Tecnologia

Zuckerberg rejeita frear desenvolvimento da IA – 16/09/2026 – IA


Strasbourg (França)

|AFP
Mark Zuckerberg, CEO da Meta, rejeitou na terça-feira (15) os apelos para suspender ou desacelerar o desenvolvimento da IA (inteligência artificial), por considerar que os mecanismos de mercado e o risco de ações judiciais constituem as melhores proteções diante desta tecnologia.

A preocupação com a IA aumentou nas últimas semanas após vários incidentes de segurança e à nova capacidade dos modelos de inteligência artificial de se aperfeiçoarem sozinhos, sem a intervenção humana.

“As pessoas não vão querer usar agentes que estejam desalinhados com elas e que não façam o que elas pedem, então os laboratórios têm um forte incentivo natural para tornar seus modelos mais alinhados”, escreveu Zuckerberg no X.

Homem jovem de cabelos cacheados e claros usa óculos escuros e camisa polo cinza em ambiente externo com fundo desfocado de vegetação.

Mark Zuckerberg rejeita pausa na IA enquanto UE busca ampliar controle e segurança da tecnologia


Brendan McDermid – 15.set.26/Reuters

O “alinhamento” é uma referência aos esforços para conseguir fazer com que os modelos se comportem exatamente como os humanos desejam. “Qualquer laboratório que não focar no alinhamento ficará para trás”, escreveu Zuckerberg.

O debate agora também aborda a capacidade de autorregulamentação do setor. Empresas como OpenAI, Anthropic e Google estudam a criação de um organismo comum para elaborar normas.

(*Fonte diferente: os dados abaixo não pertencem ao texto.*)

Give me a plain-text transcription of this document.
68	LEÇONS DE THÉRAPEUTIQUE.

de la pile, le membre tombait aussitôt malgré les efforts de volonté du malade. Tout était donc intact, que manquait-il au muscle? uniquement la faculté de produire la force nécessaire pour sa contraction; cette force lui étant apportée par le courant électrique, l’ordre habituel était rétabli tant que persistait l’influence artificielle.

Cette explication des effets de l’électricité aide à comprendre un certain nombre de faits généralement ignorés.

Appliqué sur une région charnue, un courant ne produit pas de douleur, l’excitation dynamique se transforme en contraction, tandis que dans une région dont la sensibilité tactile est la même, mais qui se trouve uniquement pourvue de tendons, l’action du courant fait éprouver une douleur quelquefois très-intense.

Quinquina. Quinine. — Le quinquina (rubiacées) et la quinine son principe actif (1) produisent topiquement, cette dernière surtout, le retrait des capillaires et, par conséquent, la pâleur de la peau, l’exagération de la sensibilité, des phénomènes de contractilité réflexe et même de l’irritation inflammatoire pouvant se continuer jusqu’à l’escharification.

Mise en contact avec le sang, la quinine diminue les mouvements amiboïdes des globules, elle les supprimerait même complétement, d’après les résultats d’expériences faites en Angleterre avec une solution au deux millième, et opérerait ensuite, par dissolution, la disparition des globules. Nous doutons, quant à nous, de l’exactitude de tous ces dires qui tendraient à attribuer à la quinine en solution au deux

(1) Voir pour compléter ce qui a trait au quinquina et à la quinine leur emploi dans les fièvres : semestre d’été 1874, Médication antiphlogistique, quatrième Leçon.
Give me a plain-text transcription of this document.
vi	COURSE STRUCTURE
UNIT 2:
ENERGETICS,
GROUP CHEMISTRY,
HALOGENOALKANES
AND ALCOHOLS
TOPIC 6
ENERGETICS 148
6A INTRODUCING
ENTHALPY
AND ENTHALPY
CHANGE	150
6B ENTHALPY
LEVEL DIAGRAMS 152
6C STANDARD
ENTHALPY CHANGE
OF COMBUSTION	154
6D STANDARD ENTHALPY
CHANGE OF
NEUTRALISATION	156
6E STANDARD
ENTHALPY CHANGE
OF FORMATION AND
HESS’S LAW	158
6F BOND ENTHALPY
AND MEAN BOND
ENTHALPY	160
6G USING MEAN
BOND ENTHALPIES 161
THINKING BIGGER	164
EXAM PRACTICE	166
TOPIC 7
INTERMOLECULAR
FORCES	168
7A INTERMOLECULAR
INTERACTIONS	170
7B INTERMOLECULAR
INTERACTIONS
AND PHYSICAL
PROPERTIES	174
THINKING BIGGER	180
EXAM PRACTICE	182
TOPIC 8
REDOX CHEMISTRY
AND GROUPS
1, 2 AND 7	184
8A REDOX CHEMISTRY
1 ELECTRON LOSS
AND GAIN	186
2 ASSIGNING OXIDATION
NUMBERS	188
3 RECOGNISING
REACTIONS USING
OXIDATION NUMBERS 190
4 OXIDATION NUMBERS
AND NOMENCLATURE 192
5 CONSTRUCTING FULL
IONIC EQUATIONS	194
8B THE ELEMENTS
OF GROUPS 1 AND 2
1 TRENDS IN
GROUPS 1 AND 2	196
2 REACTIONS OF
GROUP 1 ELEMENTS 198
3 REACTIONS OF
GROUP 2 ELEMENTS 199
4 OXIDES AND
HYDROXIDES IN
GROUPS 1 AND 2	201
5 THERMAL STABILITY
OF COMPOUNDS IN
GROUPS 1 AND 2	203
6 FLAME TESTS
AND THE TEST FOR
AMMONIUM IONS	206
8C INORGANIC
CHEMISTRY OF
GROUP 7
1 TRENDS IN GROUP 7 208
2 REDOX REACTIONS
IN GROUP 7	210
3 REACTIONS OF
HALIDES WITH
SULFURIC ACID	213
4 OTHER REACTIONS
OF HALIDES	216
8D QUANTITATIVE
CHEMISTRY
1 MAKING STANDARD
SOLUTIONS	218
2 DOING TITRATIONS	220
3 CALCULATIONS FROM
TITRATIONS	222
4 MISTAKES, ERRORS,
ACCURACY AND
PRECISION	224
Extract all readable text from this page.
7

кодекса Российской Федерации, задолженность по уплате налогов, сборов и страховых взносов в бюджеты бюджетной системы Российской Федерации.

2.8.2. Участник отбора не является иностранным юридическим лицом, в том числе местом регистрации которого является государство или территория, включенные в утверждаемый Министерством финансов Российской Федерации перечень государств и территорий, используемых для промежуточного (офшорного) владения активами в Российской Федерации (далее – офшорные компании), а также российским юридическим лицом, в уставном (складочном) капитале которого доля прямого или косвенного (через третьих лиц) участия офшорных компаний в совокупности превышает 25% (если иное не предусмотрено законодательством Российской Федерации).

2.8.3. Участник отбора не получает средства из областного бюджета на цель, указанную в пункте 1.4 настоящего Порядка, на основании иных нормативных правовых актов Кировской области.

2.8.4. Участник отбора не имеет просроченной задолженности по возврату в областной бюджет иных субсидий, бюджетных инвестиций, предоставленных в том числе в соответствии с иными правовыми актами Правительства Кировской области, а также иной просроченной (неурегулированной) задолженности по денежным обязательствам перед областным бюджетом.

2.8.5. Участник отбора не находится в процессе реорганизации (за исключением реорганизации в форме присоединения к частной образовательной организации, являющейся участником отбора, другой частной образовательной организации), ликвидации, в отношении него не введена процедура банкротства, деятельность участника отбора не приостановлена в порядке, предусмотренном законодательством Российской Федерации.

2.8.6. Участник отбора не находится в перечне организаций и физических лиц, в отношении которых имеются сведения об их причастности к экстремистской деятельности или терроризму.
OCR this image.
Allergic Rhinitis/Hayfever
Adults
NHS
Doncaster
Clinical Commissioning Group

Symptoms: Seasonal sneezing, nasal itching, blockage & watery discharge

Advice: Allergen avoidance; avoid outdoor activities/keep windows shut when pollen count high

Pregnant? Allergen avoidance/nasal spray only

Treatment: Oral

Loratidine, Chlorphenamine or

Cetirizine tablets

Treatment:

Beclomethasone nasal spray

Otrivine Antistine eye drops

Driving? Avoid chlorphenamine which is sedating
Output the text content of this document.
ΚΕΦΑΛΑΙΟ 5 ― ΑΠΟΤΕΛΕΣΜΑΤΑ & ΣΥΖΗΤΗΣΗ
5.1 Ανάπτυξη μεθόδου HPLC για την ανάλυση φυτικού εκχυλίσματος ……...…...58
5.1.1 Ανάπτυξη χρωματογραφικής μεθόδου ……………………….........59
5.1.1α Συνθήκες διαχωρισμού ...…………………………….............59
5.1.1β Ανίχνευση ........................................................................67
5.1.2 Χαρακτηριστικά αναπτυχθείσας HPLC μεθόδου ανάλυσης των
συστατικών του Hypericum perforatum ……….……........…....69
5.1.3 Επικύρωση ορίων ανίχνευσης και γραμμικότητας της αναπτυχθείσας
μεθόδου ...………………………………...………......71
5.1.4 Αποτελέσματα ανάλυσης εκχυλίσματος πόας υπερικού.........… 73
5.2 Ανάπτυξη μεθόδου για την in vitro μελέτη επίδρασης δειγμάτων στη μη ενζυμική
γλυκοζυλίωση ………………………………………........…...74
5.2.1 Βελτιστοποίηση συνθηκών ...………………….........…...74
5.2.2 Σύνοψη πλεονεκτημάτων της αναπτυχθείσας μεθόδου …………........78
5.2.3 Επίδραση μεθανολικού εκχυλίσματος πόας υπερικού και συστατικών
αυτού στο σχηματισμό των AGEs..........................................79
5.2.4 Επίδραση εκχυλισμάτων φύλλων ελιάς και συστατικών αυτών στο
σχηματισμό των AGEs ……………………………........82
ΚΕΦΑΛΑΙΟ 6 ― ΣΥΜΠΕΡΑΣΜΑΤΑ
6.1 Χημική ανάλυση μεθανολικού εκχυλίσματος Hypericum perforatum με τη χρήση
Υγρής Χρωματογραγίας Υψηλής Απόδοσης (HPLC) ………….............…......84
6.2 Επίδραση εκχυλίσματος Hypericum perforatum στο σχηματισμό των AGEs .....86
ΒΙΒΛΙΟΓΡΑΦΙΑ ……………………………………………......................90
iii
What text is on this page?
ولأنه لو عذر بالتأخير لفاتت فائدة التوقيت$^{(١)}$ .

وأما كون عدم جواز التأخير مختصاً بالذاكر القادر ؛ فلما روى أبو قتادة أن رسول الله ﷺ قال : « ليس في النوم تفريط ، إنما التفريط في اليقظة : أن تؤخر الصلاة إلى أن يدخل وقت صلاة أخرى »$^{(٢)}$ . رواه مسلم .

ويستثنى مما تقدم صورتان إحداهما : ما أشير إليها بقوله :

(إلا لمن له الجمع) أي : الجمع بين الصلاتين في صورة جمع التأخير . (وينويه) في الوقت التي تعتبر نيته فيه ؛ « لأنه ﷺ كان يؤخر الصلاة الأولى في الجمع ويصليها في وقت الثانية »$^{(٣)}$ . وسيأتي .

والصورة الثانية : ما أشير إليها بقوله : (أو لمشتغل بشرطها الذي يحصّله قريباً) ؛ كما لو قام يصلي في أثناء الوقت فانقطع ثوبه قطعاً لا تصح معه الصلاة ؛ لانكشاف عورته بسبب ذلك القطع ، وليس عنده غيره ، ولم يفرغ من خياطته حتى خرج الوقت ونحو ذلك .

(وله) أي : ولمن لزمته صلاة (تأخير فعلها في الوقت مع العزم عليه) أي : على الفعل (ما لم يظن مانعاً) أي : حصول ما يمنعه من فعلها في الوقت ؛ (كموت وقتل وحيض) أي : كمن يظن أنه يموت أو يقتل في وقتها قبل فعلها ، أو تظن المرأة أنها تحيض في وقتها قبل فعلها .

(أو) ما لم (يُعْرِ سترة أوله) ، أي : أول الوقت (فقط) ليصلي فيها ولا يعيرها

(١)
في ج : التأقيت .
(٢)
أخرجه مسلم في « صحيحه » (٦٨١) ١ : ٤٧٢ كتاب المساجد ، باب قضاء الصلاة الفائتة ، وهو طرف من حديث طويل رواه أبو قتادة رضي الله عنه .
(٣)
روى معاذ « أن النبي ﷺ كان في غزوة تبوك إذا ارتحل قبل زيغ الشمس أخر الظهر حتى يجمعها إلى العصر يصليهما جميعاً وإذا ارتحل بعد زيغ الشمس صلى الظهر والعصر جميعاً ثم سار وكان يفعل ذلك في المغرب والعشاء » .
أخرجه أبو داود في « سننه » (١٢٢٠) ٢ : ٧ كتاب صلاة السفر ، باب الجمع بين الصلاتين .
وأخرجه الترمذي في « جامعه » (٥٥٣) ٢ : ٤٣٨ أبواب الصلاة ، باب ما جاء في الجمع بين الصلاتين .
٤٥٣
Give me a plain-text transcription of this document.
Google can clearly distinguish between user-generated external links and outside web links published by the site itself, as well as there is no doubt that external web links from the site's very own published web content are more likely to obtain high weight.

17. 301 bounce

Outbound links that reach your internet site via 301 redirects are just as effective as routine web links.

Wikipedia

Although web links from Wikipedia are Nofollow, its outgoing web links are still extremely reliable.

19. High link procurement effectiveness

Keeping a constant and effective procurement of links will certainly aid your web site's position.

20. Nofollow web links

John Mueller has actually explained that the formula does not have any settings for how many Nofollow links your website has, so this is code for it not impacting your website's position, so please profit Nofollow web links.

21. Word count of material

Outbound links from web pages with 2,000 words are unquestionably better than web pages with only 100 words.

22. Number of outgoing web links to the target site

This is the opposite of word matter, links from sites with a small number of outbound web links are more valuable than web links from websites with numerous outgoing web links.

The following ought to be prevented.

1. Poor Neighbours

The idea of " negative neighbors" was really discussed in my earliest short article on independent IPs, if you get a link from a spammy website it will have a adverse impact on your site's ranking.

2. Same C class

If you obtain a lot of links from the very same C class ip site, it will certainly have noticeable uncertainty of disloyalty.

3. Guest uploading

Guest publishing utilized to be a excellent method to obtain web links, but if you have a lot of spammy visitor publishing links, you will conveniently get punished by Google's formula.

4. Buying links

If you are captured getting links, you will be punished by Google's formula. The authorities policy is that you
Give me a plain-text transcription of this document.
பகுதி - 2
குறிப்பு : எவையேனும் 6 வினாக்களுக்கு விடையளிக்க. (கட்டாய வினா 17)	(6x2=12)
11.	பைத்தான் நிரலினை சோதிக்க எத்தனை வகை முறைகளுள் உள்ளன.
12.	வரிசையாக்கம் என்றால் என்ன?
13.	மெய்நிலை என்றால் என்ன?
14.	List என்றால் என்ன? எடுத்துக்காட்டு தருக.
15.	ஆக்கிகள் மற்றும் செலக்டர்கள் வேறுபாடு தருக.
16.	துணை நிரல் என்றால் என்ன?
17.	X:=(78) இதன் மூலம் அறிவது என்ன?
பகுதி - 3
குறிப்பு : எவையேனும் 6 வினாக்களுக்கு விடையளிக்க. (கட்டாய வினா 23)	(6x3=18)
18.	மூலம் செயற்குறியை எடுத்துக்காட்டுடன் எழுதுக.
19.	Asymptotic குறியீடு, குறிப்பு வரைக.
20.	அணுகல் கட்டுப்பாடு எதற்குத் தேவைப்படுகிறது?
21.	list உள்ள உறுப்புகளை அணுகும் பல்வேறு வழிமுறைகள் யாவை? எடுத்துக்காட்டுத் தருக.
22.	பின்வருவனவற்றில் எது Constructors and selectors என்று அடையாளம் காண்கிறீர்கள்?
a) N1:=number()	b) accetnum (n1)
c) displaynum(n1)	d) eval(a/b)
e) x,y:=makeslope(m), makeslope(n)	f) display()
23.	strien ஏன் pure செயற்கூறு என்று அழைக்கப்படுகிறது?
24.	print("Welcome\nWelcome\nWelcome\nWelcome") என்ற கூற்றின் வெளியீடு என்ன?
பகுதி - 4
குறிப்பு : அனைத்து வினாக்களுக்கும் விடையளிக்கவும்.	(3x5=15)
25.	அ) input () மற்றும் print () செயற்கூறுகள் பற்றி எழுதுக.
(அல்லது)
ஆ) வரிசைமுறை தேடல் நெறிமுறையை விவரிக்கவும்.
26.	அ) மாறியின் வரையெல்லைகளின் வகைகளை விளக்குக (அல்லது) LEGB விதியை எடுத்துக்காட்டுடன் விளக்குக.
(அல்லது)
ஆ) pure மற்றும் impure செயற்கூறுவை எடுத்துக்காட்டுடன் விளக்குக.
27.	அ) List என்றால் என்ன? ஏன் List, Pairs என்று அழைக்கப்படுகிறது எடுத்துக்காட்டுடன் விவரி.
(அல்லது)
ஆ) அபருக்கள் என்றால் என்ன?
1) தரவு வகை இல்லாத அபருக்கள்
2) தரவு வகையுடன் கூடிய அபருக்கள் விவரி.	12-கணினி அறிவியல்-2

Zuckerberg alegou, no entanto, que a ameaça de ações judiciais já obriga os laboratórios a atuar de “maneira responsável”. Ele citou como exemplo a decisão da Meta de adiar por vários meses o lançamento de seu sistema Muse AI, dotado de agentes personalizados, para reforçar seus mecanismos de segurança e proteção.

Também se expressou a favor de avaliações independentes dos sistemas de IA, ressaltando que a ‘Meta Superintelligence Labs’, a divisão de IA do grupo, já recorre a especialistas externos. E pediu a criação de um “ecossistema mais amplo e mais diverso de avaliadores” no setor.

A Meta, que investirá até US$ 145 bilhões (R$ 746,75 bilhões) de dólares em suas infraestruturas de IA neste ano, luta contra qualquer regulamentação que possa frear a empresa.

Nenhuma norma deveria atrasar o lançamento dos modelos americanos, nem sequer um mês, defendeu o empresário no início de agosto.

UE DIZ QUE TRABALHARÁ COM GIGANTES DE IA PARA DEFINIR RITMO TECNOLÓGICO

A presidente da Comissão Europeia, Ursula von der Leyen, disse nesta quarta-feira (16) que a União Europeia convidará os maiores laboratórios de inteligência artificial do mundo para discutir “como podemos apoiar os esforços contínuos do setor para acompanhar o ritmo da fronteira” tecnológica.

Os temores em relação a uma IA fora de controle aumentaram significativamente depois que uma tecnologia da OpenAI, operando sem supervisão humana, invadiu o Hugging Face, um repositório de modelos de inteligência artificial.

Incidentes semelhantes desde julho levaram a crescentes apelos para interromper ou desacelerar o desenvolvimento da IA, impulsionados por alertas contundentes de ex-funcionários das grandes empresas do setor sobre o potencial mortal da tecnologia.

“Os perigos dos modelos capazes de se aprimorar estão se tornando cada vez mais evidentes”, disse von der Leyen durante um discurso no Parlamento Europeu, em Estrasburgo, na França.

“Incidentes envolvendo agentes de IA que escapam de seu ambiente ou inserem códigos maliciosos são apenas uma pequena amostra” desses riscos.

“Vamos intensificar nossos esforços junto a parceiros que compartilham de nossos princípios, como Canadá, Reino Unido e outros”, afirmou. O primeiro-ministro canadense, Mark Carney, acompanhava o discurso.

Segundo von der Leyen, a Lei de IA da União Europeia colocou o bloco “em posição de moldar os esforços globais” para regulamentar o setor, considerado estratégico.

A Europa também busca permanecer na corrida pela inteligência artificial com a China e os Estados Unidos.

“Também é verdade que a Europa precisará desenvolver suas próprias capacidades, especialmente para proteger nossa segurança nacional. Precisamos permanecer na corrida”, disse von der Leyen.